To get around this, an attorney can register an EPA with the Office of the Public Guardian when they believe the client is losing or has lost capacity (but not before), and it will remain valid thereafter. An OPA, however, cannot be registered at all.
It’s worth nothing that if the client no longer has mental capacity and there is no Power of Attorney in place, the only recourse may be to apply to the Court of Protection for a Deputy Order – a Deputy is essentially a court-appointed attorney – but this is an onerous and costly process.
Is the client a trustee?
This is useful to know as it’s often overlooked, but trustee powers cannot be delegated using a standard Power of Attorney.
While this is unlikely to be an issue for a lot of clients, it will affect all clients who are members of a SSAS and those who are members of a SIPP where they are also a co-trustee of their own SIPP arrangement.
Alternatively, you may be managing funds on behalf of a trust for which your client is a trustee, perhaps in the form of a bare trust, a will trust or a personal injury trust.
Either way, situations like this may require a specific Trustee Power of Attorney (TPA) as per section 25(6) of the Trustee Act 1925. A TPA lasts for twelve months and the legislation provides specific wording that you must use.
To illustrate the problems this can cause, one trustee scenario we saw involved a SIPP client who was a professional sportsman.

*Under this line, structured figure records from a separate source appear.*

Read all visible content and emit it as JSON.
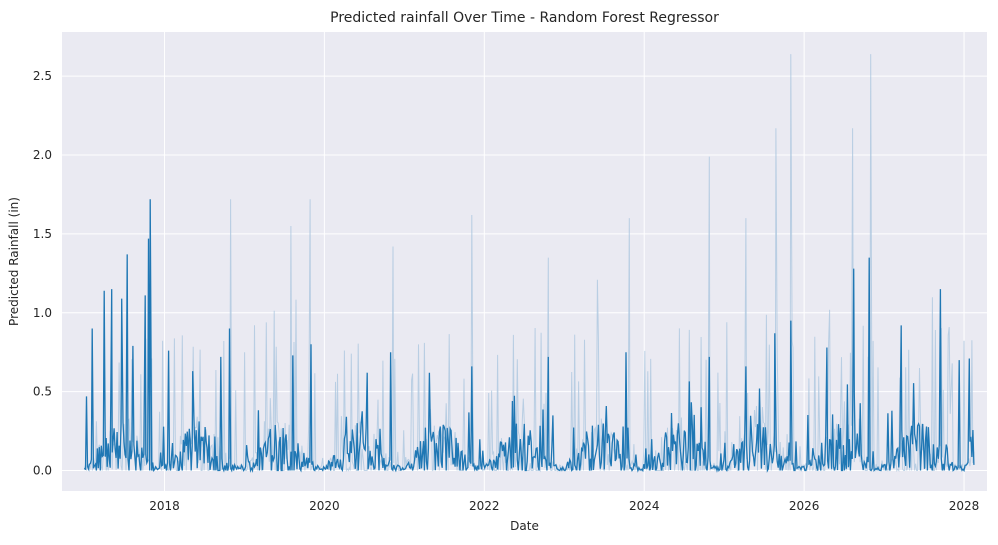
{
  "chart_data": {
    "type": "line",
    "title": "Predicted rainfall Over Time - Random Forest Regressor",
    "xlabel": "Date",
    "ylabel": "Predicted Rainfall (in)",
    "x_ticks": [
      "2018",
      "2020",
      "2022",
      "2024",
      "2026",
      "2028"
    ],
    "y_ticks": [
      "0.0",
      "0.5",
      "1.0",
      "1.5",
      "2.0",
      "2.5"
    ],
    "xlim": [
      "2016-09-20",
      "2028-04-15"
    ],
    "ylim": [
      -0.13,
      2.78
    ],
    "grid": true,
    "legend": "none",
    "series_colors": {
      "background_series": "#a8c4de",
      "predicted": "#1f77b4"
    },
    "data_range": {
      "start": "2017-01-01",
      "end": "2028-02-15"
    },
    "predicted_peaks": [
      {
        "date": "2017-01-10",
        "value": 0.47
      },
      {
        "date": "2017-02-05",
        "value": 0.9
      },
      {
        "date": "2017-04-01",
        "value": 1.14
      },
      {
        "date": "2017-05-05",
        "value": 1.15
      },
      {
        "date": "2017-06-20",
        "value": 1.09
      },
      {
        "date": "2017-07-15",
        "value": 1.37
      },
      {
        "date": "2017-08-10",
        "value": 0.79
      },
      {
        "date": "2017-10-05",
        "value": 1.11
      },
      {
        "date": "2017-10-20",
        "value": 1.47
      },
      {
        "date": "2017-10-28",
        "value": 1.72
      },
      {
        "date": "2018-01-20",
        "value": 0.76
      },
      {
        "date": "2018-05-10",
        "value": 0.63
      },
      {
        "date": "2018-09-15",
        "value": 0.72
      },
      {
        "date": "2018-10-25",
        "value": 0.9
      },
      {
        "date": "2019-08-10",
        "value": 0.73
      },
      {
        "date": "2019-11-01",
        "value": 0.8
      },
      {
        "date": "2020-07-15",
        "value": 0.62
      },
      {
        "date": "2020-10-30",
        "value": 0.75
      },
      {
        "date": "2021-11-05",
        "value": 0.66
      },
      {
        "date": "2022-10-20",
        "value": 0.72
      },
      {
        "date": "2023-10-10",
        "value": 0.75
      },
      {
        "date": "2024-10-25",
        "value": 0.72
      },
      {
        "date": "2025-04-10",
        "value": 0.66
      },
      {
        "date": "2025-08-20",
        "value": 0.87
      },
      {
        "date": "2025-11-01",
        "value": 0.95
      },
      {
        "date": "2026-04-15",
        "value": 0.78
      },
      {
        "date": "2026-08-15",
        "value": 1.28
      },
      {
        "date": "2026-10-25",
        "value": 1.35
      },
      {
        "date": "2027-03-20",
        "value": 0.92
      },
      {
        "date": "2027-09-15",
        "value": 1.15
      },
      {
        "date": "2027-12-10",
        "value": 0.7
      },
      {
        "date": "2028-01-25",
        "value": 0.71
      }
    ],
    "background_peaks": [
      {
        "date": "2018-10-30",
        "value": 1.72
      },
      {
        "date": "2019-10-28",
        "value": 1.72
      },
      {
        "date": "2019-08-01",
        "value": 1.55
      },
      {
        "date": "2020-11-10",
        "value": 1.42
      },
      {
        "date": "2021-11-05",
        "value": 1.62
      },
      {
        "date": "2022-10-20",
        "value": 1.35
      },
      {
        "date": "2023-10-25",
        "value": 1.6
      },
      {
        "date": "2024-10-25",
        "value": 1.99
      },
      {
        "date": "2025-04-10",
        "value": 1.6
      },
      {
        "date": "2025-08-25",
        "value": 2.17
      },
      {
        "date": "2025-11-01",
        "value": 2.64
      },
      {
        "date": "2026-08-10",
        "value": 2.17
      },
      {
        "date": "2026-11-01",
        "value": 2.64
      }
    ]
  }
}
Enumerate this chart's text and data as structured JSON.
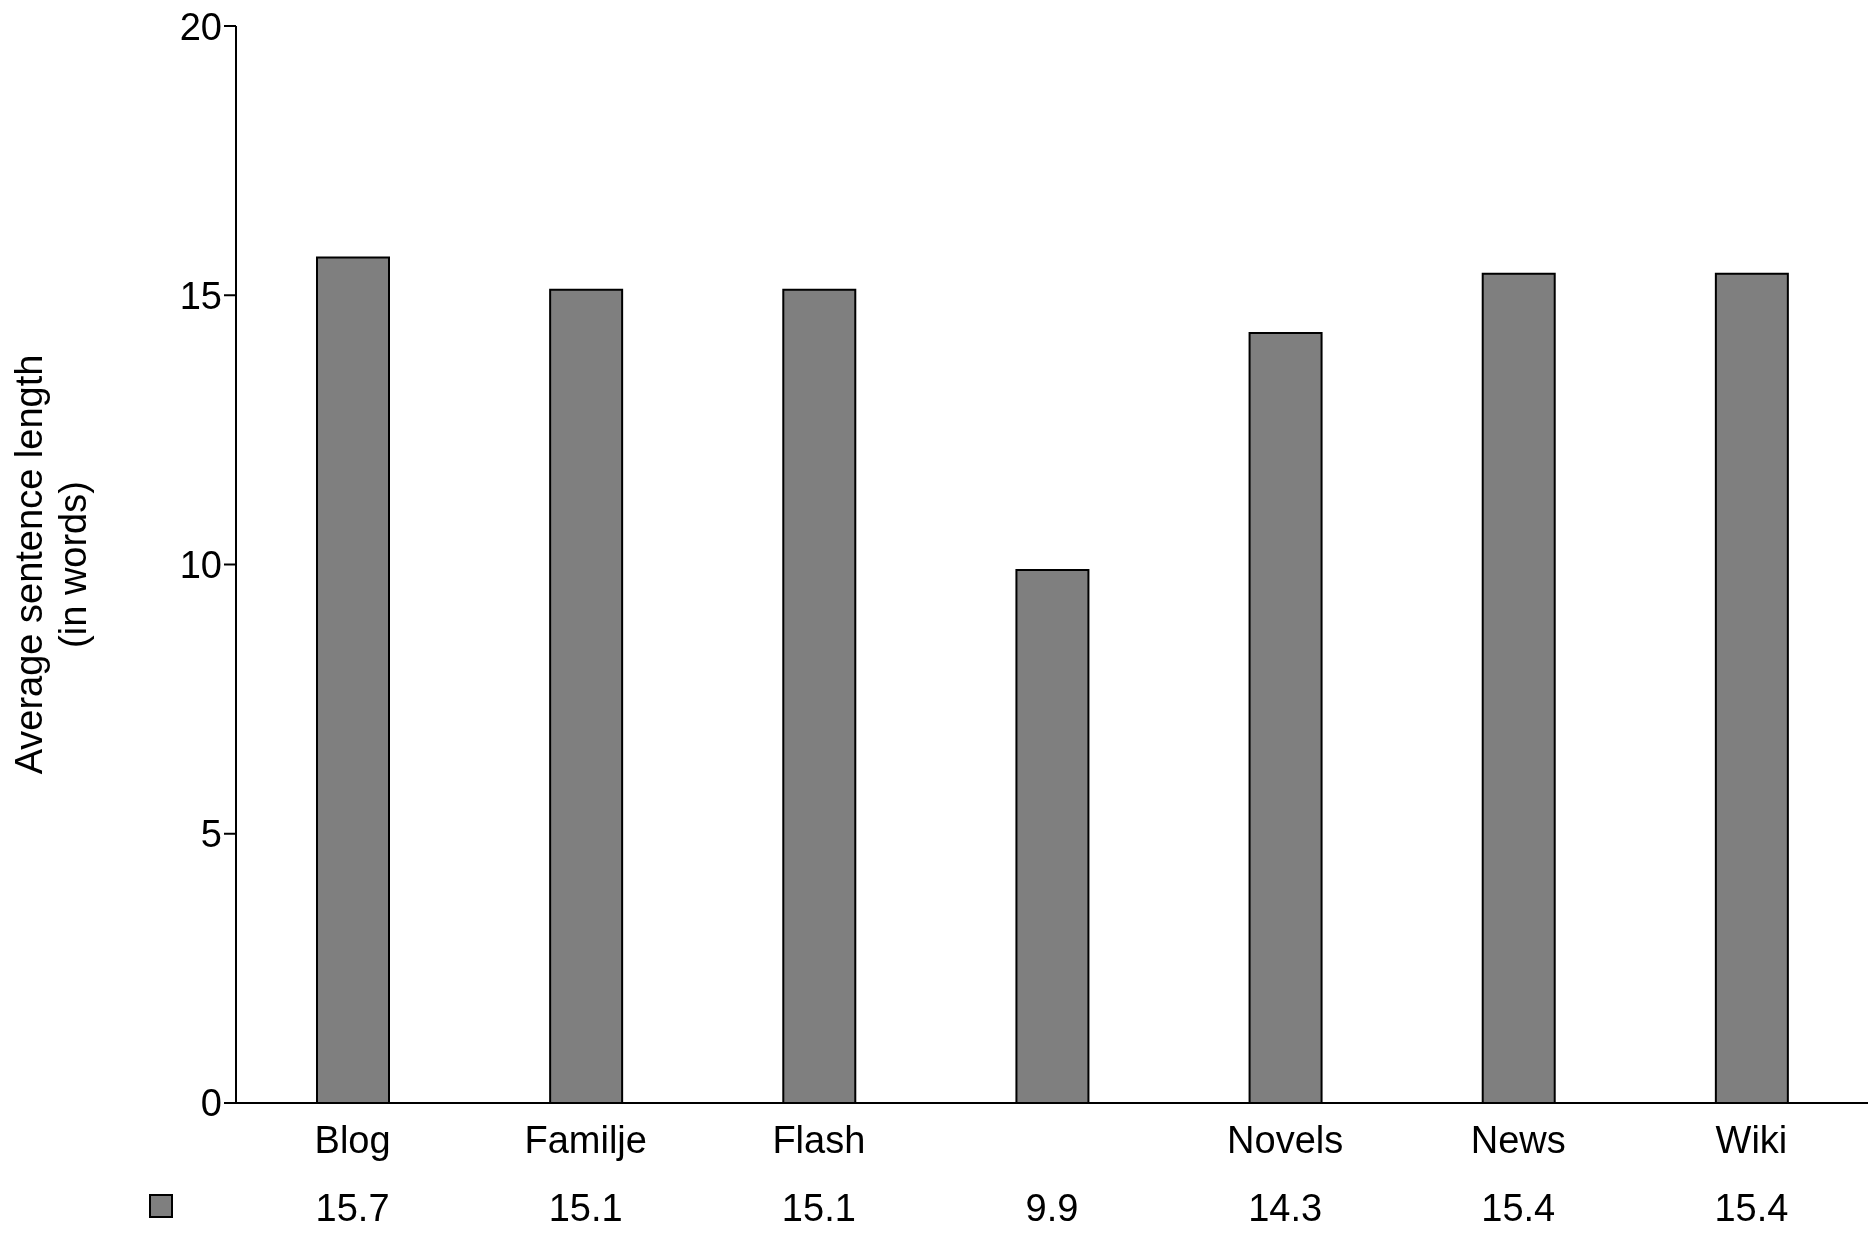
{
  "chart_data": {
    "type": "bar",
    "ylabel": "Average sentence length\n(in words)",
    "categories": [
      "Blog",
      "Familje",
      "Flash",
      null,
      "Novels",
      "News",
      "Wiki"
    ],
    "values": [
      15.7,
      15.1,
      15.1,
      9.9,
      14.3,
      15.4,
      15.4
    ],
    "color": "#7f7f7f",
    "ylim": [
      0,
      20
    ],
    "yticks": [
      0,
      5,
      10,
      15,
      20
    ],
    "data_labels": true
  }
}
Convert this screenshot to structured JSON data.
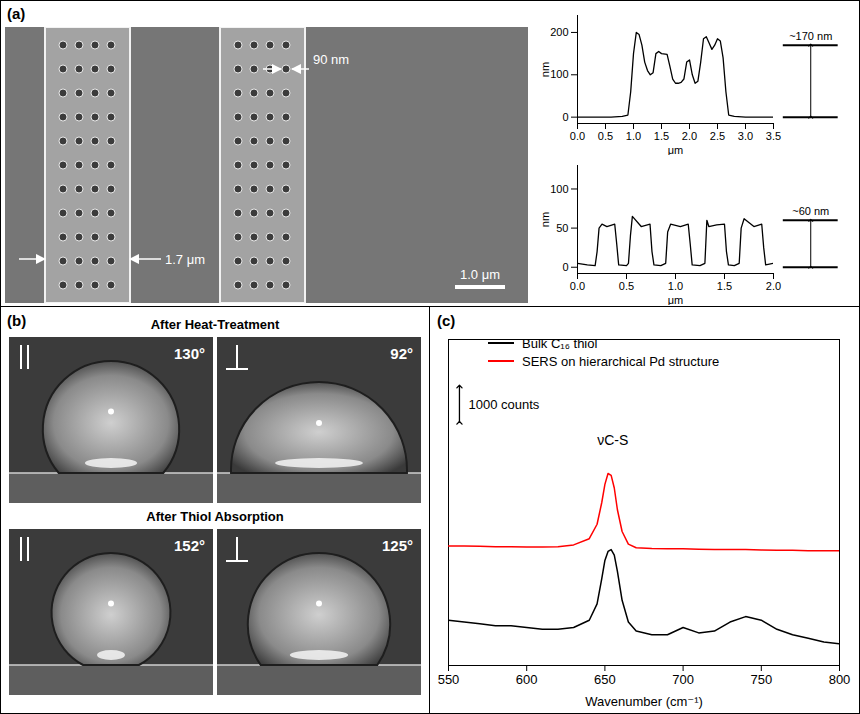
{
  "chart_data": [
    {
      "type": "line",
      "x_label": "μm",
      "y_label": "nm",
      "color": "#000000",
      "x": [
        0,
        0.2,
        0.4,
        0.6,
        0.8,
        0.9,
        0.95,
        1.0,
        1.05,
        1.1,
        1.15,
        1.2,
        1.25,
        1.3,
        1.35,
        1.4,
        1.45,
        1.5,
        1.6,
        1.65,
        1.7,
        1.75,
        1.8,
        1.85,
        1.9,
        1.95,
        2.0,
        2.05,
        2.1,
        2.15,
        2.2,
        2.25,
        2.3,
        2.35,
        2.4,
        2.45,
        2.5,
        2.55,
        2.6,
        2.65,
        2.7,
        2.8,
        3.0,
        3.2,
        3.5
      ],
      "values": [
        0,
        0,
        0,
        0,
        2,
        5,
        60,
        150,
        200,
        195,
        170,
        130,
        110,
        100,
        105,
        150,
        155,
        150,
        148,
        120,
        90,
        80,
        80,
        82,
        90,
        130,
        135,
        100,
        80,
        85,
        130,
        185,
        190,
        175,
        160,
        170,
        185,
        180,
        140,
        60,
        5,
        2,
        0,
        0,
        0
      ],
      "xlim": [
        0,
        3.5
      ],
      "xticks": [
        {
          "value": 0,
          "label": "0.0"
        },
        0.5,
        {
          "value": 1,
          "label": "1.0"
        },
        1.5,
        {
          "value": 2,
          "label": "2.0"
        },
        2.5,
        {
          "value": 3,
          "label": "3.0"
        },
        3.5
      ],
      "ylim": [
        -15,
        240
      ],
      "yticks": [
        0,
        100,
        200
      ],
      "annotation": {
        "text": "~170 nm",
        "from": 0,
        "to": 170
      }
    },
    {
      "type": "line",
      "x_label": "μm",
      "y_label": "nm",
      "color": "#000000",
      "x": [
        0,
        0.1,
        0.18,
        0.2,
        0.22,
        0.25,
        0.3,
        0.38,
        0.4,
        0.42,
        0.5,
        0.52,
        0.54,
        0.56,
        0.65,
        0.74,
        0.76,
        0.78,
        0.85,
        0.9,
        0.92,
        0.95,
        1.05,
        1.13,
        1.15,
        1.17,
        1.25,
        1.3,
        1.32,
        1.34,
        1.42,
        1.5,
        1.52,
        1.54,
        1.6,
        1.65,
        1.67,
        1.7,
        1.8,
        1.88,
        1.9,
        1.92,
        2.0
      ],
      "values": [
        5,
        3,
        2,
        20,
        50,
        55,
        52,
        55,
        30,
        3,
        2,
        5,
        40,
        65,
        52,
        55,
        20,
        3,
        2,
        5,
        45,
        55,
        52,
        55,
        30,
        3,
        2,
        5,
        60,
        52,
        54,
        55,
        20,
        3,
        2,
        5,
        50,
        62,
        52,
        55,
        25,
        3,
        5
      ],
      "xlim": [
        0,
        2
      ],
      "xticks": [
        {
          "value": 0,
          "label": "0.0"
        },
        0.5,
        {
          "value": 1,
          "label": "1.0"
        },
        1.5,
        {
          "value": 2,
          "label": "2.0"
        }
      ],
      "ylim": [
        -8,
        130
      ],
      "yticks": [
        0,
        50,
        100
      ],
      "annotation": {
        "text": "~60 nm",
        "from": 0,
        "to": 60
      }
    },
    {
      "type": "line",
      "panel": "(c)",
      "x_label": "Wavenumber (cm⁻¹)",
      "x": [
        550,
        560,
        570,
        580,
        590,
        600,
        610,
        620,
        630,
        640,
        645,
        648,
        650,
        652,
        654,
        656,
        658,
        661,
        665,
        670,
        680,
        690,
        700,
        710,
        720,
        730,
        740,
        750,
        760,
        770,
        780,
        790,
        800
      ],
      "series": [
        {
          "name": "Bulk C₁₆ thiol",
          "color": "#000000",
          "values": [
            1250,
            1200,
            1150,
            1100,
            1100,
            1050,
            1000,
            1000,
            1050,
            1250,
            1700,
            2400,
            2900,
            3150,
            3200,
            3050,
            2600,
            1800,
            1200,
            950,
            850,
            850,
            1050,
            900,
            950,
            1200,
            1350,
            1250,
            1000,
            850,
            750,
            650,
            600
          ]
        },
        {
          "name": "SERS on hierarchical Pd structure",
          "color": "#ff0000",
          "values": [
            3300,
            3300,
            3290,
            3280,
            3280,
            3270,
            3270,
            3280,
            3330,
            3500,
            3900,
            4500,
            5000,
            5300,
            5250,
            4900,
            4300,
            3700,
            3350,
            3250,
            3230,
            3220,
            3220,
            3210,
            3200,
            3200,
            3200,
            3190,
            3180,
            3180,
            3170,
            3170,
            3170
          ]
        }
      ],
      "xlim": [
        550,
        800
      ],
      "xticks": [
        550,
        600,
        650,
        700,
        750,
        800
      ],
      "ylim": [
        0,
        9000
      ],
      "tick_labels": "x",
      "legend": "top-left",
      "annotations": [
        {
          "text": "νC-S",
          "x": 655,
          "y": 6200
        }
      ],
      "scale_bar": {
        "value": 1000,
        "label": "1000 counts",
        "x": 557,
        "y": 6700
      }
    }
  ],
  "figure": {
    "sem": {
      "panel": "(a)",
      "width_label": "1.7 μm",
      "hole_label": "90 nm",
      "scale_bar": "1.0 μm"
    },
    "contact_angles": {
      "panel": "(b)",
      "rows": [
        {
          "title": "After Heat-Treatment",
          "drops": [
            {
              "direction": "parallel",
              "value": 130,
              "label": "130°"
            },
            {
              "direction": "perpendicular",
              "value": 92,
              "label": "92°"
            }
          ]
        },
        {
          "title": "After Thiol Absorption",
          "drops": [
            {
              "direction": "parallel",
              "value": 152,
              "label": "152°"
            },
            {
              "direction": "perpendicular",
              "value": 125,
              "label": "125°"
            }
          ]
        }
      ]
    }
  }
}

He was overseas for lengthy periods at a time and couldn’t sign documents. He had set up an OPA in favour of his adviser, but this didn’t cover trustee powers. The end result was that his adviser was unable to setup investments within the SIPP, meaning the client was out of the market for several months.
Has the copy been certified correctly?
Clients are understandably cautious about sending original documents in the post, so many advisers will be used to certifying copies of these documents for their clients.
With Powers of Attorney, however, there are specific rules about certified copies. These come from Section 3 of the Powers of Attorney Act 1971, and they state that a copy can only be certified as an original by a solicitor, a notary public, a stockbroker (i.e. not an adviser) or by the client themselves.
The person certifying it must include their full name, and every page of the copy must be signed, dated and contain wording that says it is a “true and complete copy of the corresponding page of the original”.
If a Power of Attorney isn’t certified correctly, it’s possible that a bank or provider won’t accept it, and this could lead to delays in setting up accounts while the attorney takes it to a suitably qualified person.
So all in all, while a Power of Attorney can be a really useful solution, there are potential pitfalls. As ever, getting it right first time could save a lot of time, cost and effort further down the line.